# Thread: Other Geometries

1. ## Other Geometries

Correct me if I'm wrong but Euclidean geometry is the geometry taught in grades 6 to 12 in USA public schools.
There are other geometries that exceed Euclidean geometry, right?

Questions:

1. What is the difference between Euclidean and Plane Geometry?

2. How many OTHER geometries are taught in colleges worldwide?

2. ## Re: Other Geometries Originally Posted by harpazo Correct me if I'm wrong but Euclidean geometry is the geometry taught in grades 6 to 12 in USA public schools.
There are other geometries that exceed Euclidean geometry, right?

Questions:

1. What is the difference between Euclidean and Plane Geometry?

2. How many OTHER geometries are taught in colleges worldwide?
1. These are essentially the same. I'll let the Mathematicians describe any differences.
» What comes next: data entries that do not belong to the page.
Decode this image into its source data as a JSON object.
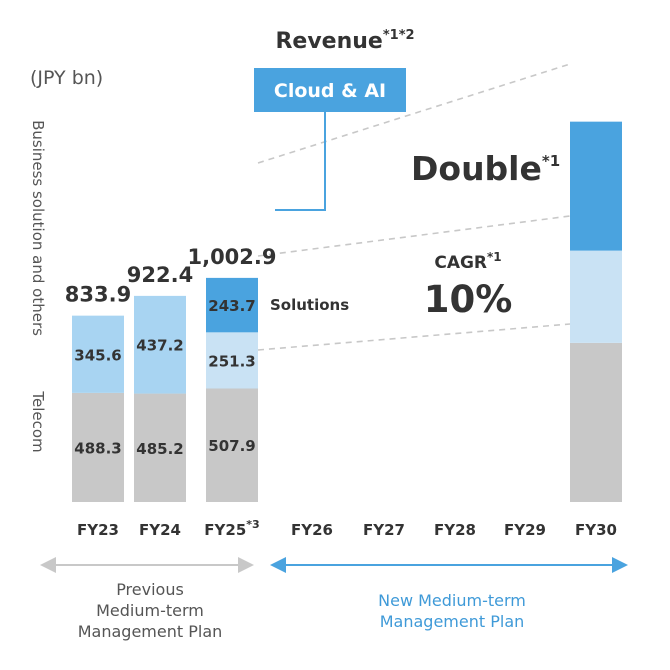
{
  "chart_data": {
    "type": "bar",
    "stacked": true,
    "title": "Revenue",
    "title_superscript": "*1*2",
    "unit": "(JPY bn)",
    "categories": [
      "FY23",
      "FY24",
      "FY25",
      "FY26",
      "FY27",
      "FY28",
      "FY29",
      "FY30"
    ],
    "category_superscripts": [
      "",
      "",
      "*3",
      "",
      "",
      "",
      "",
      ""
    ],
    "totals": [
      "833.9",
      "922.4",
      "1,002.9",
      null,
      null,
      null,
      null,
      null
    ],
    "series": [
      {
        "key": "telecom",
        "values": [
          488.3,
          485.2,
          507.9,
          null,
          null,
          null,
          null,
          712
        ],
        "labels": [
          "488.3",
          "485.2",
          "507.9",
          "",
          "",
          "",
          "",
          ""
        ],
        "color": "#c8c8c8"
      },
      {
        "key": "business",
        "values": [
          345.6,
          437.2,
          null,
          null,
          null,
          null,
          null,
          null
        ],
        "labels": [
          "345.6",
          "437.2",
          "",
          "",
          "",
          "",
          "",
          ""
        ],
        "color": "#a8d4f2"
      },
      {
        "key": "solutions",
        "values": [
          null,
          null,
          251.3,
          null,
          null,
          null,
          null,
          413
        ],
        "labels": [
          "",
          "",
          "251.3",
          "",
          "",
          "",
          "",
          ""
        ],
        "color": "#c9e2f4"
      },
      {
        "key": "cloud_ai",
        "values": [
          null,
          null,
          243.7,
          null,
          null,
          null,
          null,
          577
        ],
        "labels": [
          "",
          "",
          "243.7",
          "",
          "",
          "",
          "",
          ""
        ],
        "color": "#4aa3df"
      }
    ],
    "ylim": [
      0,
      1960
    ],
    "grid": false,
    "y_group_labels": {
      "business": "Business solution and others",
      "telecom": "Telecom"
    },
    "annotations": {
      "cloud_box": "Cloud & AI",
      "solutions_label": "Solutions",
      "double": "Double",
      "double_sup": "*1",
      "cagr": "CAGR",
      "cagr_sup": "*1",
      "cagr_value": "10%"
    },
    "plans": [
      {
        "label_lines": [
          "Previous",
          "Medium-term",
          "Management Plan"
        ],
        "from": "FY23",
        "to": "FY25",
        "color": "#c8c8c8",
        "text_color": "#555555"
      },
      {
        "label_lines": [
          "New Medium-term",
          "Management Plan"
        ],
        "from": "FY26",
        "to": "FY30",
        "color": "#4aa3df",
        "text_color": "#3f9ad8"
      }
    ]
  }
}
2. Many. Euclidean geometry is "flat" in the sense that there is no curvature. (The surface of a sphere is an example of a curved space but the surface of a cylinder is not.) There are a group of geometries which are called Riemannian and non-Riemannian which deal with curved spaces. I have been studying a type of non-Riemannian geometry: the spaces described in Special and General Relativity are of this type.

-Dan

3. ## Re: Other Geometries Originally Posted by topsquark 1. These are essentially the same. I'll let the Mathematicians describe any differences.

2. Many. Euclidean geometry is "flat" in the sense that there is no curvature. (The surface of a sphere is an example of a curved space but the surface of a cylinder is not.) There are a group of geometries which are called Riemannian and non-Riemannian which deal with curved spaces. I have been studying a type of non-Riemannian geometry: the spaces described in Special and General Relativity are of this type.

-Dan
All non-Euclidean geometries are taught in graduate school, right? It is considered advanced geometry, right?

4. ## Re: Other Geometries Originally Posted by harpazo All non-Euclidean geometries are taught in graduate school, right? It is considered advanced geometry, right?
It's called "Differential Geometry" and any college that offers a doctorate program will have this, yes.

-Dan

5. ## Re: Other Geometries Originally Posted by topsquark It's called "Differential Geometry" and any college that offers a doctorate program will have this, yes.

-Dan
I see no need to study this level of geometry at 53 going to be 54. My goal is to learn and revisit high school math. I have nephews and nieces that will need math help once they enter middle school and high school shortly there after.

6. ## Re: Other Geometries Originally Posted by harpazo I see no need to study this level of geometry at 53 going to be 54. My goal is to learn and revisit high school math. I have nephews and nieces that will need math help once they enter middle school and high school shortly there after.
Yes, Differential Geometry requires a lot of background material. Which is why I normally tend to study particular geometries rather than general ones. Though that might change with time. It getting to be more fun as I increase in my understanding. But I doubt I'll need the more general theorems as I study Physics. (I don't study Cosmology which does use the more general theorems. I just try to keep up with the results.)

-Dan

7. ## Re: Other Geometries Originally Posted by topsquark Yes, Differential Geometry requires a lot of background material. Which is why I normally tend to study particular geometries rather than general ones. Though that might change with time. It getting to be more fun as I increase in my understanding. But I doubt I'll need the more general theorems as I study Physics. (I don't study Cosmology which does use the more general theorems. I just try to keep up with the results.)

-Dan
Learning takes hard work and time. If I can "master" the middle school and high school geometry material, I will be totally satisfied. BTW, I know the basics of middle school and high school geometry apart from direct and indirect proofs.